The play opens with Mary Stuart, Queen of Scots (Erika La Vonn) imprisoned in England. Her cousin and rival, Elizabeth I (Anne Bates), is threatened by Mary’s possible claim to the throne and opposed to Mary’s staunch Catholicism. Mary knows her life is in danger, and knows that changing Elizabeth’s mind is her best chance at survival. Elizabeth, meanwhile, is conflicted on her next step forward. Both women must navigate a complex tangle of alliances and possible betrayals while maintaining their unstable positions of power.
La Vonn works hard, but Mary, despite being the titular role, is not a particularly juicy part — she is saintly, but not always interesting. The play’s structure doesn’t always serve the character well. Because audiences only see Mary as a prisoner, they get little sense of her power and supposed magnetism. When Mary gets to be more than just a martyr, the play comes alive. In the opening scene of act two, Mary and Elizabeth meet in person, and Mary is finally able to unleash some regal righteous anger. La Vonn seems to relish the opportunity.
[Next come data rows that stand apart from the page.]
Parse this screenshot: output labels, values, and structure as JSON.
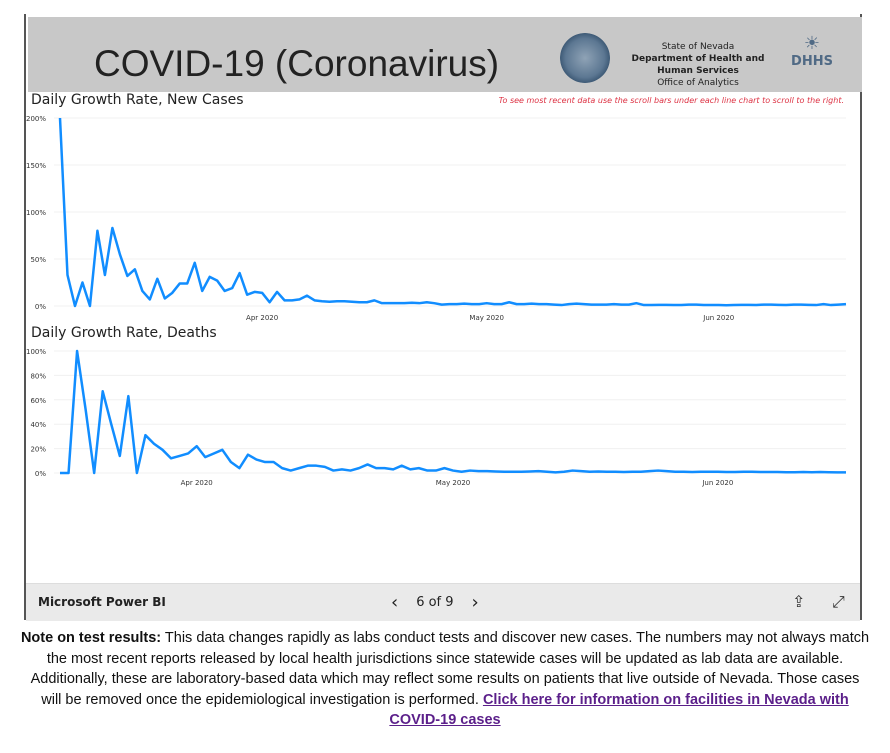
{
  "header": {
    "title": "COVID-19 (Coronavirus)",
    "org_lines": [
      "State of Nevada",
      "Department of Health and",
      "Human Services",
      "Office of Analytics"
    ],
    "logo_text": "DHHS"
  },
  "hint": "To see most recent data use the scroll bars under each line chart to scroll to the right.",
  "chart_data": [
    {
      "type": "line",
      "title": "Daily Growth Rate, New Cases",
      "ylabel": "",
      "xlabel": "",
      "ylim": [
        0,
        200
      ],
      "yticks": [
        "0%",
        "50%",
        "100%",
        "150%",
        "200%"
      ],
      "ytick_values": [
        0,
        50,
        100,
        150,
        200
      ],
      "x_ticks": [
        {
          "label": "Apr 2020",
          "index": 27
        },
        {
          "label": "May 2020",
          "index": 57
        },
        {
          "label": "Jun 2020",
          "index": 88
        }
      ],
      "values": [
        200,
        33,
        0,
        25,
        0,
        80,
        33,
        83,
        55,
        32,
        39,
        16,
        7,
        29,
        8,
        14,
        24,
        24,
        46,
        16,
        31,
        27,
        16,
        19,
        35,
        12,
        15,
        14,
        4,
        15,
        6,
        6,
        7,
        11,
        6,
        5,
        4.5,
        5,
        5,
        4.5,
        4,
        4,
        6,
        3,
        3,
        3,
        3,
        3.5,
        3,
        4,
        3,
        1.5,
        2,
        2,
        2.5,
        2,
        2,
        3,
        2,
        2,
        4,
        2,
        2,
        2.5,
        2,
        2,
        1.5,
        1,
        2,
        2.5,
        2,
        1.5,
        1.5,
        1.5,
        2,
        1.5,
        1.5,
        3,
        1,
        1,
        1.2,
        1.2,
        1,
        1,
        1.5,
        1.5,
        1,
        1,
        1,
        0.8,
        1,
        1.2,
        1.2,
        1,
        1.5,
        1.5,
        1.2,
        1,
        1.5,
        1.5,
        1.2,
        1,
        2,
        1,
        1.5,
        2
      ],
      "color": "#118dff"
    },
    {
      "type": "line",
      "title": "Daily Growth Rate, Deaths",
      "ylim": [
        0,
        100
      ],
      "yticks": [
        "0%",
        "20%",
        "40%",
        "60%",
        "80%",
        "100%"
      ],
      "ytick_values": [
        0,
        20,
        40,
        60,
        80,
        100
      ],
      "x_ticks": [
        {
          "label": "Apr 2020",
          "index": 16
        },
        {
          "label": "May 2020",
          "index": 46
        },
        {
          "label": "Jun 2020",
          "index": 77
        }
      ],
      "values": [
        0,
        0,
        100,
        52,
        0,
        67,
        40,
        14,
        63,
        0,
        31,
        24,
        19,
        12,
        14,
        16,
        22,
        13,
        16,
        19,
        9,
        4,
        15,
        11,
        9,
        9,
        4,
        2,
        4,
        6,
        6,
        5,
        2,
        3,
        2,
        4,
        7,
        4,
        4,
        3,
        6,
        3,
        4,
        2,
        2,
        4,
        2,
        1,
        2,
        1.5,
        1.5,
        1.2,
        1,
        1,
        1,
        1.2,
        1.5,
        1,
        0.5,
        1,
        2,
        1.5,
        1,
        1.2,
        1,
        1,
        0.8,
        1,
        1,
        1.5,
        2,
        1.5,
        1,
        1,
        0.8,
        1,
        1,
        1,
        0.8,
        0.8,
        1,
        1,
        0.8,
        0.8,
        0.8,
        0.6,
        0.6,
        0.8,
        0.6,
        0.8,
        0.6,
        0.5,
        0.5
      ],
      "color": "#118dff"
    }
  ],
  "footer": {
    "brand": "Microsoft Power BI",
    "page": "6 of 9"
  },
  "note": {
    "bold": "Note on test results:",
    "text": " This data changes rapidly as labs conduct tests and discover new cases. The numbers may not always match the most recent reports released by local health jurisdictions since statewide cases will be updated as lab data are available. Additionally, these are laboratory-based data which may reflect some results on patients that live outside of Nevada. Those cases will be removed once the epidemiological investigation is performed. ",
    "link": "Click here for information on facilities in Nevada with COVID-19 cases"
  }
}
Bates, meanwhile, has more compelling dimensions to explore. Her Elizabeth is insecure and inconsistent, struggling against the impossible demands of monarchy and facing sexist standards that even women of extraordinary power couldn’t escape. Though the play’s characters tend to side with Mary, (characters often say, directly and indirectly, that Mary is the “pretty one”) Elizabeth is often most sympathetic to modern audiences.
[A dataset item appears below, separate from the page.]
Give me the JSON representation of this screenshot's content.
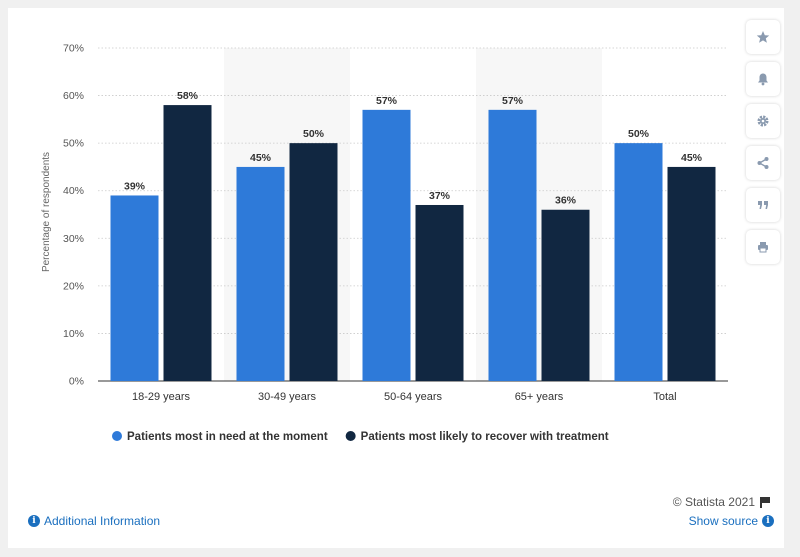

Pioneer Theatre’s production is traditionally staged and designed, and the results are sometimes stuffy. The sets, designed by Sara Ryung Clement, are appropriately cold and imposing, but the actors sometimes look lost in the enormous space. John Ballinger’s music may be the most audacious part of the production — it comes in loud, unexpected bursts of dread — but the results are sometimes jarring additions to long scenes.
Still, whether it’s the 16th, 19th or 21st century, it is still refreshing to watch two women work in unquestioned positions of power. The men in this story are constantly scheming for influence, but there is no question about who’s really in charge. This play argues that these queen’s reigns are just as dramatic, imperfect and bloody as their male counterparts. It’s a twisted kind of progress.